By Matt Tracy
Feb 7 (Reuters) - Benchmark 10-year U.S. Treasury yields
were slightly higher on Wednesday after Federal Reserve Chair
Jerome Powell said interest rates may need to move higher than
expected if strong economic data threatens progress in lowering
inflation.
Speaking before the Economic Club of Washington, Powell
declined several times to say explicitly that last week's
surprisingly strong employment report would necessarily force
the U.S. central bank's benchmark interest rate higher than the
5.00%-5.25% range currently anticipated.
There is a "significant road ahead" before the Fed could
begin rate cuts, he added.
U.S. employers added 517,000 jobs in January, the Labor
Department reported on Friday. Meanwhile, the unemployment rate
edged down to a 53-year-low of 3.4%.
However, Powell's comments were less hawkish than market
participants expected, confirming the view of many that the Fed
was unlikely to hike rates beyond the 5.00%-5.25% band.

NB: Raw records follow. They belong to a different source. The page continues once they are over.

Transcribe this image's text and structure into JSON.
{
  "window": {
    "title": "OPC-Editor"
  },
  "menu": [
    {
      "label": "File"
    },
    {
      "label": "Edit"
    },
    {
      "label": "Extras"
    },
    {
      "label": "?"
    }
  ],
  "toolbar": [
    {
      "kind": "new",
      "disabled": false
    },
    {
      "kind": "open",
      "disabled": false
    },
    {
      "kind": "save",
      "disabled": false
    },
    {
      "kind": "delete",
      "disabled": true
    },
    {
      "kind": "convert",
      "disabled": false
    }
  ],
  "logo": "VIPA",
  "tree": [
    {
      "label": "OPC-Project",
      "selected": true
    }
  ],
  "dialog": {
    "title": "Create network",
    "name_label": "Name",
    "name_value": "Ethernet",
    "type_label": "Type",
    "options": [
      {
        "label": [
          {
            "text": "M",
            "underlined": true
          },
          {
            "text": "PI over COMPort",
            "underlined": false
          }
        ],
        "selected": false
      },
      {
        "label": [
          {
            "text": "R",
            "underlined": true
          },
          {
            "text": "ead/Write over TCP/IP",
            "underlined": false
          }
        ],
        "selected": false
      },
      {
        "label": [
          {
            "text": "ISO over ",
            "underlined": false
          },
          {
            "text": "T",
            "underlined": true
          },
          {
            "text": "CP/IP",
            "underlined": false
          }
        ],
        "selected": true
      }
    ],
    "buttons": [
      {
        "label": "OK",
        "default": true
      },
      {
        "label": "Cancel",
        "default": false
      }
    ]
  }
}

"He expects they're not going to be cutting rates anytime
soon, but that there is a good path, that they're accomplishing
what they need to accomplish," said Shawn Cruz, head trading
strategist at TD Ameritrade.
"That feeling that they would go even higher than some
expected is going away, so it's going to help markets," he said.
Benchmark 10-year yields fell to a session low
of 3.597% after Powell's comments before rising as high as
3.681%, the highest level since Jan. 6. Two-year yields were last at 4.426%, after reaching 4.493% on Monday,
also the highest since Jan. 6.
Economists at Morgan Stanley updated their rate-hike
expectations for May's Fed meeting by an additional 25 basis
points, and continue to expect the first rate cut in December.
The Treasury Department sold $40 billion in three-year notes
to weak demand on Tuesday, the first sale of $96 billion in
coupon-bearing supply this week.
Interest in the notes was likely negatively impacted by the
sale occurring at the same time as Powell's comments.
The notes sold at a high yield of 4.073%, more than 3 basis
points above where they had traded before the auction, and the
bid-to-cover ratio was below average at 2.33 times.
The Treasury will also sell $35 billion in 10-year notes on
Wednesday and $21 billion in 30-year bonds on Thursday.